Khaberni -In any country lacking oil or financial surpluses, the retirement fund becomes not just a social safety net, but the only remaining tool to build national wealth.
The Social Security Investment Fund has exceeded 16 billion dinars, a substantial figure in an economy whose total size does not exceed 40 billion dinars. But the more important question is: Is this wealth managed in a manner befitting its magnitude?
Here comes an idea that is no longer a theoretical luxury, but a national necessity: transforming the Social Security Investment Fund into a model resembling sovereign wealth funds. I mean not only in form, for we appear sovereign in form, but I refer to the mentality, autonomy, geographical distribution, and the long investment horizon.
Because the current state of the fund makes it closer to a “government financing tank” than a tool for maximizing wealth for the beneficiaries. More than 57% of the pension funds are placed in government bonds. These are not investments, but “mutual debts” within the state itself. In other words: the fund loans to the government, which imposes interest on itself and later pays it out of the same pocket of the citizen.

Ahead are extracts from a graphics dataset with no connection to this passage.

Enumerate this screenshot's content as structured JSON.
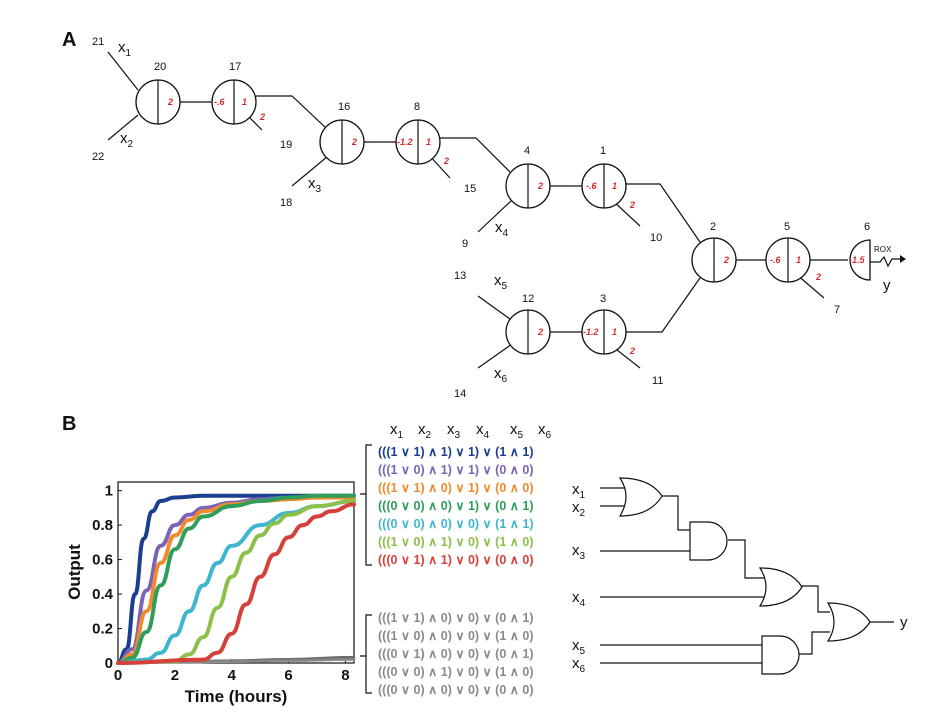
{
  "panel_a": {
    "letter": "A",
    "output_label": "y",
    "reporter_label": "ROX",
    "nodes": [
      {
        "id": "20",
        "right": "2"
      },
      {
        "id": "17",
        "left": "-.6",
        "right": "1",
        "leg": "2"
      },
      {
        "id": "16",
        "right": "2"
      },
      {
        "id": "8",
        "left": "-1.2",
        "right": "1",
        "leg": "2"
      },
      {
        "id": "4",
        "right": "2"
      },
      {
        "id": "1",
        "left": "-.6",
        "right": "1",
        "leg": "2"
      },
      {
        "id": "12",
        "right": "2"
      },
      {
        "id": "3",
        "left": "-1.2",
        "right": "1",
        "leg": "2"
      },
      {
        "id": "2",
        "right": "2"
      },
      {
        "id": "5",
        "left": "-.6",
        "right": "1",
        "leg": "2"
      },
      {
        "id": "6",
        "left": "-1.5"
      }
    ],
    "input_labels": [
      {
        "num": "21",
        "var": "x",
        "sub": "1"
      },
      {
        "num": "22",
        "var": "x",
        "sub": "2"
      },
      {
        "num": "18",
        "var": "x",
        "sub": "3"
      },
      {
        "num": "9",
        "var": "x",
        "sub": "4"
      },
      {
        "num": "13",
        "var": "x",
        "sub": "5"
      },
      {
        "num": "14",
        "var": "x",
        "sub": "6"
      }
    ],
    "free_numbers": [
      "19",
      "15",
      "10",
      "11",
      "7"
    ]
  },
  "panel_b": {
    "letter": "B",
    "header_vars": [
      {
        "var": "x",
        "sub": "1"
      },
      {
        "var": "x",
        "sub": "2"
      },
      {
        "var": "x",
        "sub": "3"
      },
      {
        "var": "x",
        "sub": "4"
      },
      {
        "var": "x",
        "sub": "5"
      },
      {
        "var": "x",
        "sub": "6"
      }
    ],
    "on_expressions": [
      {
        "text": "(((1 ∨ 1) ∧ 1) ∨ 1) ∨ (1 ∧ 1)",
        "color": "#1a3f8f"
      },
      {
        "text": "(((1 ∨ 0) ∧ 1) ∨ 1) ∨ (0 ∧ 0)",
        "color": "#7b63b8"
      },
      {
        "text": "(((1 ∨ 1) ∧ 0) ∨ 1) ∨ (0 ∧ 0)",
        "color": "#f08a2c"
      },
      {
        "text": "(((0 ∨ 0) ∧ 0) ∨ 1) ∨ (0 ∧ 1)",
        "color": "#2f9e5a"
      },
      {
        "text": "(((0 ∨ 0) ∧ 0) ∨ 0) ∨ (1 ∧ 1)",
        "color": "#3fb6cf"
      },
      {
        "text": "(((1 ∨ 0) ∧ 1) ∨ 0) ∨ (1 ∧ 0)",
        "color": "#8cc04a"
      },
      {
        "text": "(((0 ∨ 1) ∧ 1) ∨ 0) ∨ (0 ∧ 0)",
        "color": "#d6403a"
      }
    ],
    "off_color": "#8a8a8a",
    "off_expressions": [
      "(((1 ∨ 1) ∧ 0) ∨ 0) ∨ (0 ∧ 1)",
      "(((1 ∨ 0) ∧ 0) ∨ 0) ∨ (1 ∧ 0)",
      "(((0 ∨ 1) ∧ 0) ∨ 0) ∨ (0 ∧ 1)",
      "(((0 ∨ 0) ∧ 1) ∨ 0) ∨ (1 ∧ 0)",
      "(((0 ∨ 0) ∧ 0) ∨ 0) ∨ (0 ∧ 0)"
    ],
    "circuit_inputs": [
      {
        "var": "x",
        "sub": "1"
      },
      {
        "var": "x",
        "sub": "2"
      },
      {
        "var": "x",
        "sub": "3"
      },
      {
        "var": "x",
        "sub": "4"
      },
      {
        "var": "x",
        "sub": "5"
      },
      {
        "var": "x",
        "sub": "6"
      }
    ],
    "circuit_output": "y"
  },
  "chart_data": {
    "type": "line",
    "xlabel": "Time (hours)",
    "ylabel": "Output",
    "xlim": [
      0,
      8.3
    ],
    "ylim": [
      0,
      1.05
    ],
    "xticks": [
      "0",
      "2",
      "4",
      "6",
      "8"
    ],
    "yticks": [
      "0",
      "0.2",
      "0.4",
      "0.6",
      "0.8",
      "1"
    ],
    "series": [
      {
        "color": "#1a3f8f",
        "x": [
          0,
          0.3,
          0.6,
          0.9,
          1.2,
          1.5,
          2,
          3,
          4,
          5,
          6,
          7,
          8.3
        ],
        "y": [
          0,
          0.08,
          0.4,
          0.72,
          0.88,
          0.94,
          0.96,
          0.97,
          0.97,
          0.97,
          0.97,
          0.97,
          0.97
        ]
      },
      {
        "color": "#7b63b8",
        "x": [
          0,
          0.5,
          1,
          1.5,
          2,
          2.5,
          3,
          4,
          5,
          6,
          7,
          8.3
        ],
        "y": [
          0,
          0.08,
          0.42,
          0.68,
          0.8,
          0.86,
          0.9,
          0.93,
          0.95,
          0.96,
          0.96,
          0.96
        ]
      },
      {
        "color": "#f08a2c",
        "x": [
          0,
          0.5,
          1,
          1.5,
          2,
          2.5,
          3,
          4,
          5,
          6,
          7,
          8.3
        ],
        "y": [
          0,
          0.05,
          0.3,
          0.58,
          0.74,
          0.83,
          0.88,
          0.92,
          0.94,
          0.95,
          0.96,
          0.96
        ]
      },
      {
        "color": "#2f9e5a",
        "x": [
          0,
          0.5,
          1,
          1.5,
          2,
          2.5,
          3,
          4,
          5,
          6,
          7,
          8.3
        ],
        "y": [
          0,
          0.03,
          0.18,
          0.45,
          0.66,
          0.78,
          0.85,
          0.91,
          0.94,
          0.96,
          0.97,
          0.97
        ]
      },
      {
        "color": "#3fb6cf",
        "x": [
          0,
          1,
          1.5,
          2,
          2.5,
          3,
          3.5,
          4,
          5,
          6,
          7,
          8.3
        ],
        "y": [
          0,
          0.02,
          0.06,
          0.16,
          0.3,
          0.45,
          0.58,
          0.68,
          0.8,
          0.87,
          0.91,
          0.94
        ]
      },
      {
        "color": "#8cc04a",
        "x": [
          0,
          2,
          2.5,
          3,
          3.5,
          4,
          4.5,
          5,
          5.5,
          6,
          7,
          8.3
        ],
        "y": [
          0,
          0.01,
          0.05,
          0.15,
          0.32,
          0.5,
          0.64,
          0.74,
          0.81,
          0.86,
          0.91,
          0.94
        ]
      },
      {
        "color": "#d6403a",
        "x": [
          0,
          3,
          3.5,
          4,
          4.5,
          5,
          5.5,
          6,
          6.5,
          7,
          7.5,
          8.3
        ],
        "y": [
          0,
          0.02,
          0.06,
          0.17,
          0.34,
          0.5,
          0.63,
          0.73,
          0.8,
          0.85,
          0.88,
          0.92
        ]
      },
      {
        "color": "#7a7a7a",
        "x": [
          0,
          2,
          4,
          6,
          8.3
        ],
        "y": [
          0,
          0.005,
          0.012,
          0.02,
          0.03
        ]
      },
      {
        "color": "#9a9a9a",
        "x": [
          0,
          2,
          4,
          6,
          8.3
        ],
        "y": [
          0,
          0.004,
          0.01,
          0.016,
          0.024
        ]
      },
      {
        "color": "#6a6a6a",
        "x": [
          0,
          2,
          4,
          6,
          8.3
        ],
        "y": [
          0,
          0.006,
          0.014,
          0.022,
          0.034
        ]
      },
      {
        "color": "#b0b0b0",
        "x": [
          0,
          2,
          4,
          6,
          8.3
        ],
        "y": [
          0,
          0.003,
          0.008,
          0.013,
          0.02
        ]
      },
      {
        "color": "#858585",
        "x": [
          0,
          2,
          4,
          6,
          8.3
        ],
        "y": [
          0,
          0.004,
          0.009,
          0.015,
          0.022
        ]
      }
    ]
  }
}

The current returns, ranging between 5% and 6%, may look good numerically, but they do not reflect the net yield after inflation, nor do they build sustainable purchasing power for retirement after 10 or 15 years. With accelerating inflation, the real returns today might be close to zero, or sometimes negative.
Although the pension funds are not a general surplus for the state, when they are managed with sovereign tools, they preserve the rights of the workers and build a stronger national economy.
Successful sovereign funds diversify their investments globally in sectors such as technology, renewable energy, and gold, and are managed independently and transparently away from daily governmental pressures. Most importantly: they separate the investment decision from the political decision, the former protects money, the latter might deplete it.
And for this proposal not to remain a theoretical idea, building a sovereign mindset for managing the pension fund must be undertaken through a phased and feasible plan over 10 years.
Examples are available: Norway’s sovereign fund started with oil wealth, but its success came from smart, long-term diversification, not just oil. And Temasek in Singapore was not based on natural resources, but on administrative will and bold, well-thought-out investment plans.
The pension can indeed become a “sovereign fund conditioned by profitability” if managed as a tool for protection and development of people’s money, with a balanced investment mindset, and away from the arbitrariness of daily politics.
Every penny that is not well-invested today is a deferred debt on the neck of a generation that will age without a real guarantee tomorrow.
Either we continue to manage billions with a current account mindset, or we shift to a future-building mindset.
The choice is not only financial, but also national, and humanitarian.